With the increase of age, coronary atherosclerosis in patients with coronary heart disease is dynamically evolving. The plaques develop and begin to appear calcified plaques, and smooth muscle cells and foam cells begin to mineralize, which promotes the deposition of calcium salts in the plaques to cause calcification. Rotational atherectomy has been demonstrated for the preparation of undilatable lesion including heavily calcified coronary lesions to implant the stent, thereby improving procedural success of PCI. Therefore, an accurate risk assessment based on the overall rate of MACE is very imperative and significant due to clinical needs.
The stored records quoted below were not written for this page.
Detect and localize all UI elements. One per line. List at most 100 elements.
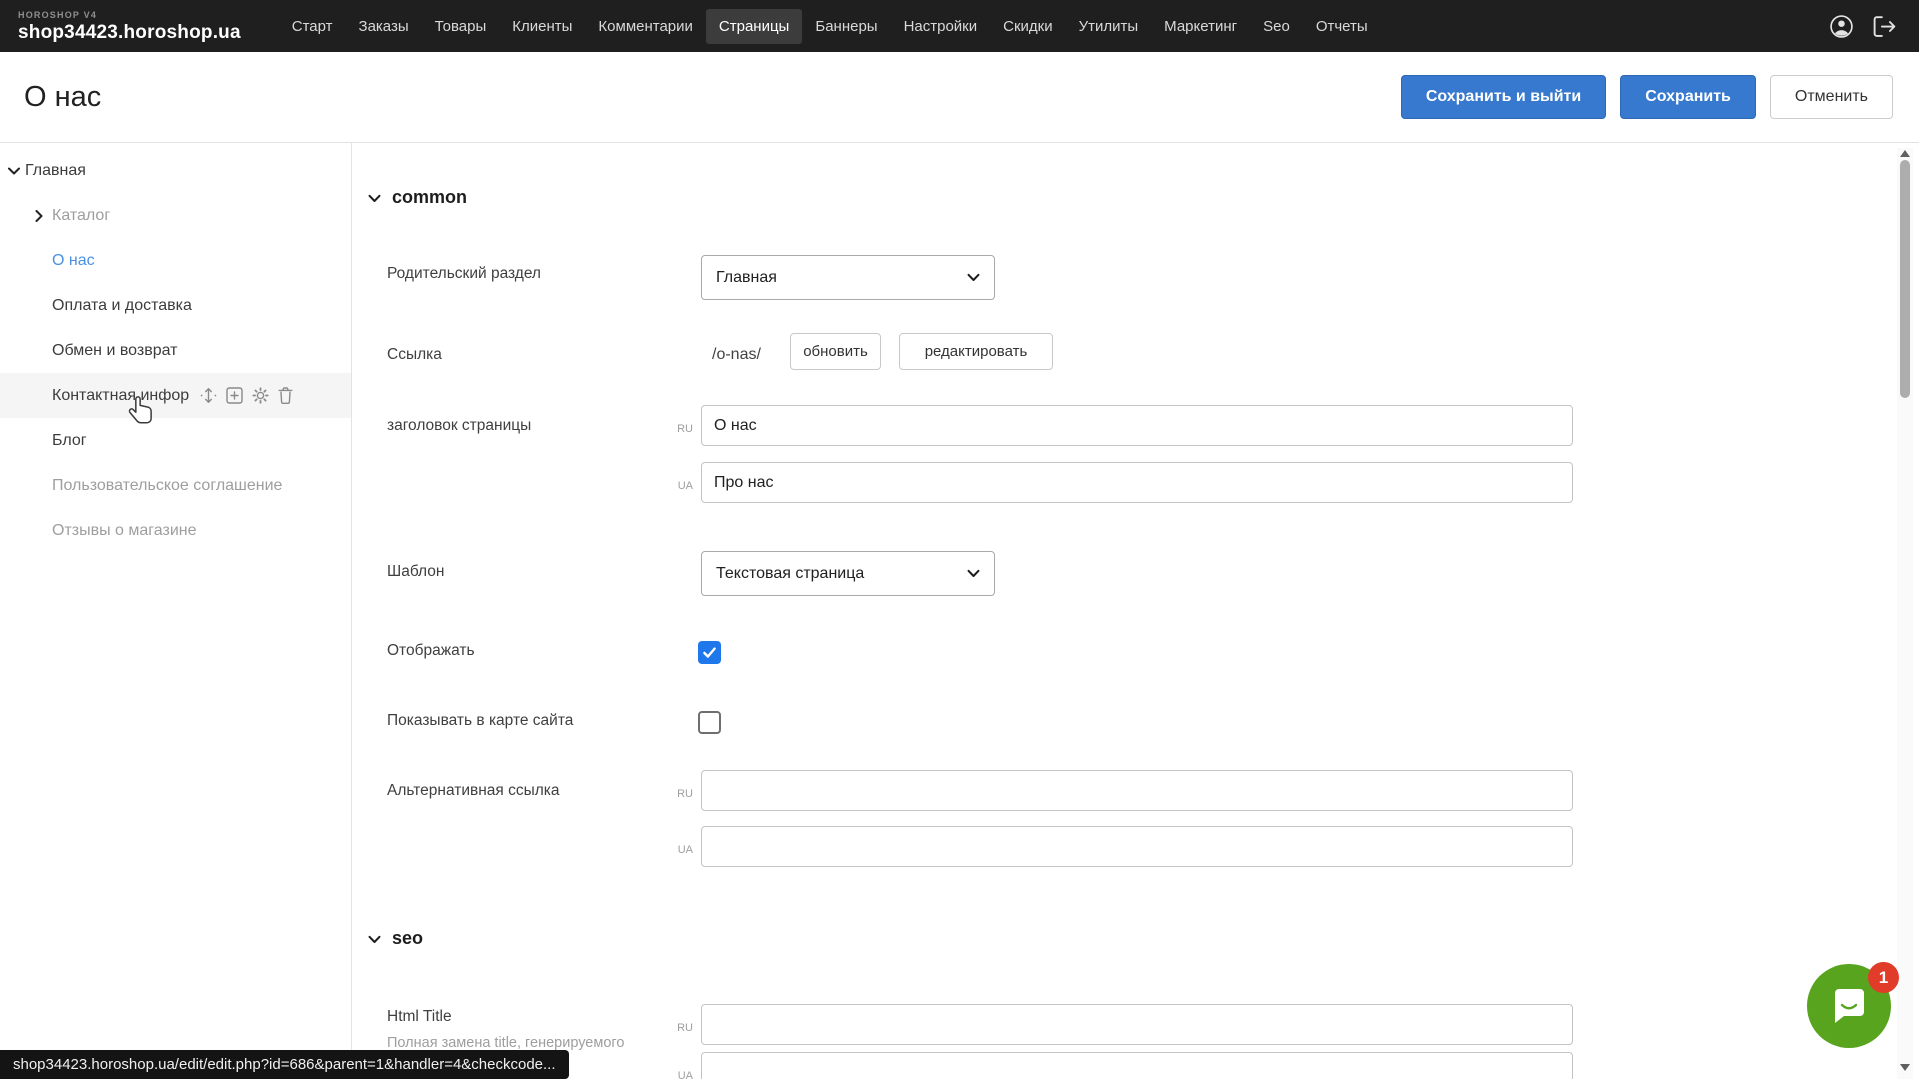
template-value: Текстовая страница xyxy=(716,565,864,583)
status-url-tooltip: shop34423.horoshop.ua/edit/edit.php?id=6… xyxy=(0,1050,569,1079)
pages-tree: Главная Каталог О нас Оплата и доставка … xyxy=(0,148,351,553)
nav-item-seo[interactable]: Seo xyxy=(1250,9,1303,44)
chevron-down-icon xyxy=(368,187,381,208)
settings-gear-icon[interactable] xyxy=(252,387,269,404)
top-navigation: HOROSHOP V4 shop34423.horoshop.ua Старт … xyxy=(0,0,1919,52)
html-title-hint: Полная замена title, генерируемого xyxy=(387,1035,624,1051)
section-seo-title: seo xyxy=(392,928,423,949)
html-title-ua-input[interactable] xyxy=(701,1052,1573,1079)
pages-tree-sidebar: Главная Каталог О нас Оплата и доставка … xyxy=(0,143,352,1079)
tree-item-label: Отзывы о магазине xyxy=(52,522,197,540)
save-button[interactable]: Сохранить xyxy=(1620,75,1756,119)
scroll-up-icon[interactable] xyxy=(1900,150,1910,157)
topnav-right-icons xyxy=(1829,14,1897,39)
add-page-icon[interactable] xyxy=(226,387,243,404)
section-common-title: common xyxy=(392,187,467,208)
logout-icon[interactable] xyxy=(1872,15,1897,38)
main-menu: Старт Заказы Товары Клиенты Комментарии … xyxy=(279,9,1381,44)
page-title-ru-input[interactable] xyxy=(701,405,1573,446)
nav-item-orders[interactable]: Заказы xyxy=(346,9,422,44)
alt-link-ua-input[interactable] xyxy=(701,826,1573,867)
brand-domain: shop34423.horoshop.ua xyxy=(18,23,241,42)
save-and-exit-button[interactable]: Сохранить и выйти xyxy=(1401,75,1606,119)
chat-widget-button[interactable]: 1 xyxy=(1807,964,1891,1048)
html-title-label: Html Title xyxy=(387,1008,452,1026)
nav-item-discounts[interactable]: Скидки xyxy=(990,9,1065,44)
display-label: Отображать xyxy=(387,642,475,660)
cancel-button[interactable]: Отменить xyxy=(1770,75,1893,119)
tree-item-blog[interactable]: Блог xyxy=(0,418,351,463)
parent-section-select[interactable]: Главная xyxy=(701,255,995,300)
link-label: Ссылка xyxy=(387,346,442,364)
tree-item-label: Каталог xyxy=(52,207,110,225)
tree-item-glavnaya[interactable]: Главная xyxy=(0,148,351,193)
nav-item-settings[interactable]: Настройки xyxy=(891,9,991,44)
tree-item-label: Контактная инфор xyxy=(52,387,189,405)
chat-unread-badge: 1 xyxy=(1868,962,1899,993)
html-title-ru-input[interactable] xyxy=(701,1004,1573,1045)
header-buttons: Сохранить и выйти Сохранить Отменить xyxy=(1401,75,1893,119)
ua-lang-tag: UA xyxy=(653,844,693,856)
page-edit-form: common Родительский раздел Главная Ссылк… xyxy=(353,143,1919,1079)
nav-item-comments[interactable]: Комментарии xyxy=(585,9,705,44)
tree-item-actions xyxy=(200,387,293,404)
tree-item-label: Главная xyxy=(25,162,86,180)
tree-item-otzyvy-o-magazine[interactable]: Отзывы о магазине xyxy=(0,508,351,553)
template-label: Шаблон xyxy=(387,563,444,581)
nav-item-products[interactable]: Товары xyxy=(422,9,500,44)
alt-link-ru-input[interactable] xyxy=(701,770,1573,811)
display-checkbox[interactable] xyxy=(698,641,721,664)
tree-item-kontaktnaya-informaciya[interactable]: Контактная инфор xyxy=(0,373,351,418)
nav-item-pages[interactable]: Страницы xyxy=(706,9,802,44)
tree-item-polzovatelskoe-soglashenie[interactable]: Пользовательское соглашение xyxy=(0,463,351,508)
parent-section-value: Главная xyxy=(716,269,777,287)
vertical-scrollbar[interactable] xyxy=(1897,148,1913,1079)
page-title-ua-input[interactable] xyxy=(701,462,1573,503)
tree-item-oplata-i-dostavka[interactable]: Оплата и доставка xyxy=(0,283,351,328)
delete-trash-icon[interactable] xyxy=(278,387,293,404)
scroll-down-icon[interactable] xyxy=(1900,1064,1910,1071)
user-account-icon[interactable] xyxy=(1829,14,1854,39)
edit-link-button[interactable]: редактировать xyxy=(899,333,1053,370)
tree-item-label: Пользовательское соглашение xyxy=(52,477,282,495)
ru-lang-tag: RU xyxy=(653,423,693,435)
chat-bubble-icon xyxy=(1827,982,1871,1031)
link-path-value: /o-nas/ xyxy=(712,346,761,364)
ua-lang-tag: UA xyxy=(653,1070,693,1079)
nav-item-start[interactable]: Старт xyxy=(279,9,346,44)
nav-item-reports[interactable]: Отчеты xyxy=(1303,9,1381,44)
chevron-down-icon[interactable] xyxy=(8,167,25,175)
sitemap-label: Показывать в карте сайта xyxy=(387,712,573,730)
chevron-right-icon[interactable] xyxy=(35,210,52,222)
ru-lang-tag: RU xyxy=(653,788,693,800)
move-icon[interactable] xyxy=(200,387,217,404)
tree-item-o-nas[interactable]: О нас xyxy=(0,238,351,283)
nav-item-utilities[interactable]: Утилиты xyxy=(1066,9,1152,44)
sitemap-checkbox[interactable] xyxy=(698,711,721,734)
tree-item-obmen-i-vozvrat[interactable]: Обмен и возврат xyxy=(0,328,351,373)
tree-item-label: О нас xyxy=(52,252,95,270)
scrollbar-thumb[interactable] xyxy=(1900,160,1910,398)
nav-item-clients[interactable]: Клиенты xyxy=(499,9,585,44)
tree-item-katalog[interactable]: Каталог xyxy=(0,193,351,238)
tree-item-label: Оплата и доставка xyxy=(52,297,192,315)
section-seo[interactable]: seo xyxy=(368,928,423,949)
alt-link-label: Альтернативная ссылка xyxy=(387,782,560,800)
section-common[interactable]: common xyxy=(368,187,467,208)
nav-item-banners[interactable]: Баннеры xyxy=(802,9,890,44)
update-link-button[interactable]: обновить xyxy=(790,333,881,370)
page-header: О нас Сохранить и выйти Сохранить Отмени… xyxy=(0,52,1919,142)
chevron-down-icon xyxy=(967,565,980,583)
page-title-field-label: заголовок страницы xyxy=(387,417,531,435)
chevron-down-icon xyxy=(368,928,381,949)
chevron-down-icon xyxy=(967,269,980,287)
check-icon xyxy=(702,646,717,659)
brand-logo[interactable]: HOROSHOP V4 shop34423.horoshop.ua xyxy=(18,11,241,42)
ru-lang-tag: RU xyxy=(653,1022,693,1034)
parent-section-label: Родительский раздел xyxy=(387,265,541,283)
brand-version: HOROSHOP V4 xyxy=(18,11,241,20)
template-select[interactable]: Текстовая страница xyxy=(701,551,995,596)
ua-lang-tag: UA xyxy=(653,480,693,492)
page-title: О нас xyxy=(24,81,101,114)
nav-item-marketing[interactable]: Маркетинг xyxy=(1151,9,1250,44)
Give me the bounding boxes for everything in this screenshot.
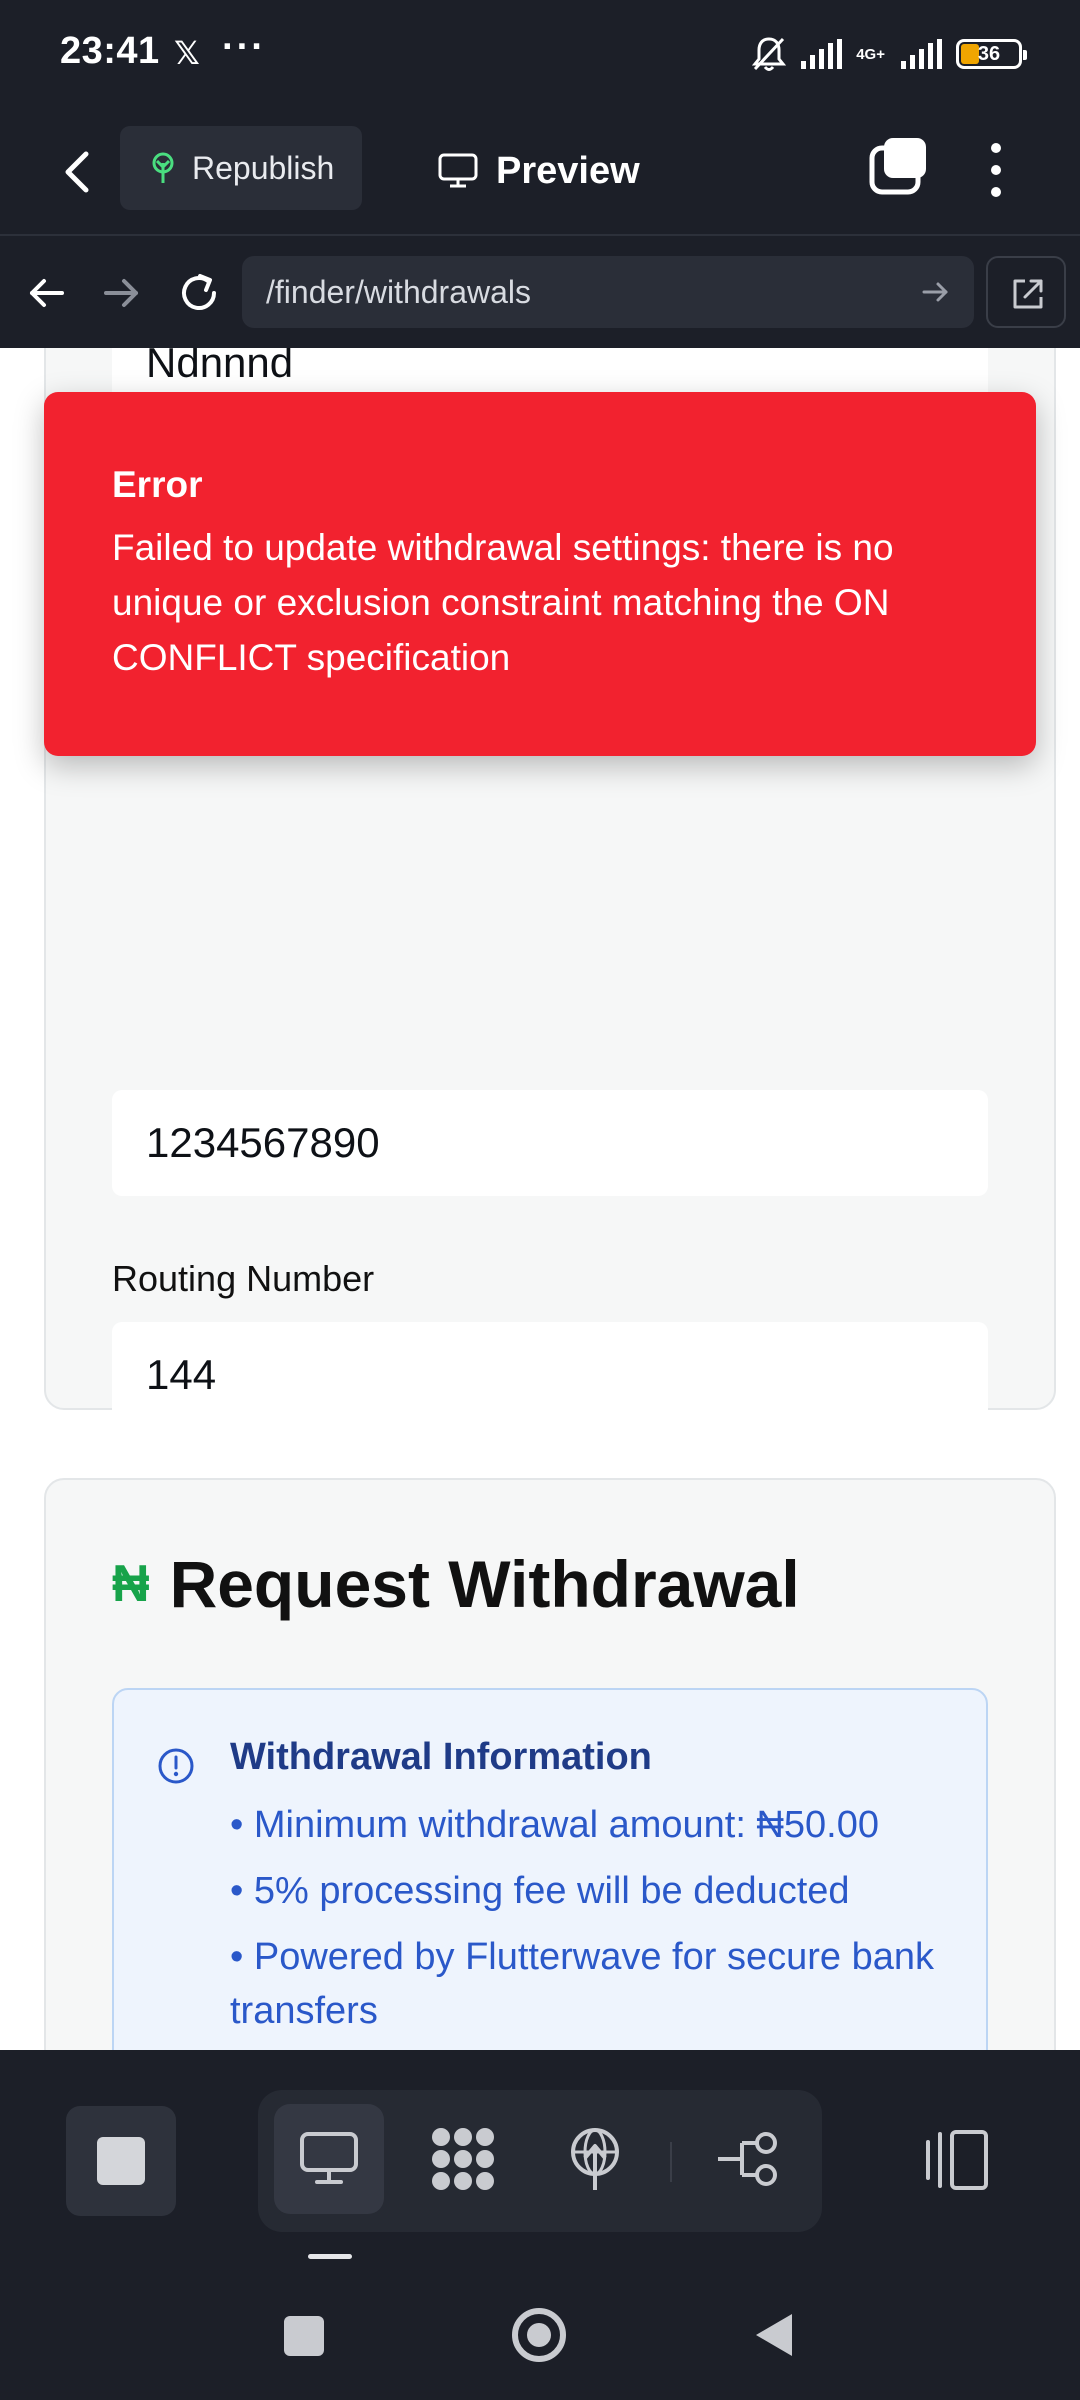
components-button[interactable]	[408, 2104, 518, 2214]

The variety of risk-assessment models have been used for risk stratification of the patients with PCI. For instance, EUROScore and modified EUROScore have been constructed for patients undergoing PCI [15, 16]. SYNTAX score has a predictive value for unprotected left-main coronary artery (uLMCA) patients with PCI [17]. However, the SYNTAX score is notably involved in worse three-year outcomes [17]. In addition, the Clinical SYNTAX score (CSS) also has been reported to show a predictive value in patients with heavily calcified coronary stenosis undergoing RA with stent implantation [11]. The ACEF score, containing three core parameters of age, creatinine and LVEF, is simple and handy risk- stratification model for PCI, which has been confirmed by our team in STEMI patients aged ≥ 75 years old [10], as well as other groups [8, 18, 19]. The age, gender proportion and LVEF between the low-to-intermediate risk and high-risk groups was significant difference, but the PCI parameters between the two groups had no statistical difference, which suggested the application of ACEF score between the two groups in the present study. Furthermore, the predictive value of ACEF score for clinical prognosis of patients diagnosed with heavily calcified coronary lesions after PCI with RA was assessed. The ROC curve analysis revealed that the ACEF score could effectively differentiate the short-term mortality rate of 275 incorporated patients diagnosed with heavily calcified coronary lesions and have predictive value, which was accordance with previous study reported that ACEF score can predict MACE in patients diagnosed with heavily calcified coronary stenosis at 1 year after RA with stent implantation [11].

However, there are still some limitations that need to further improve. For example, the duration time of the follow-up is 1 year, the sample size is relatively small, and all patients incorporated in the present study are from a single center. Therefore, results of extended duration of follow-up with bigger sample size from multiple centers can underpin the conclusion shown in the present study.

Conclusions

ACEF value upon admission can predict the cardiac death rate at 1 year after PCI with RA in heavily calcified coronary lesions patients.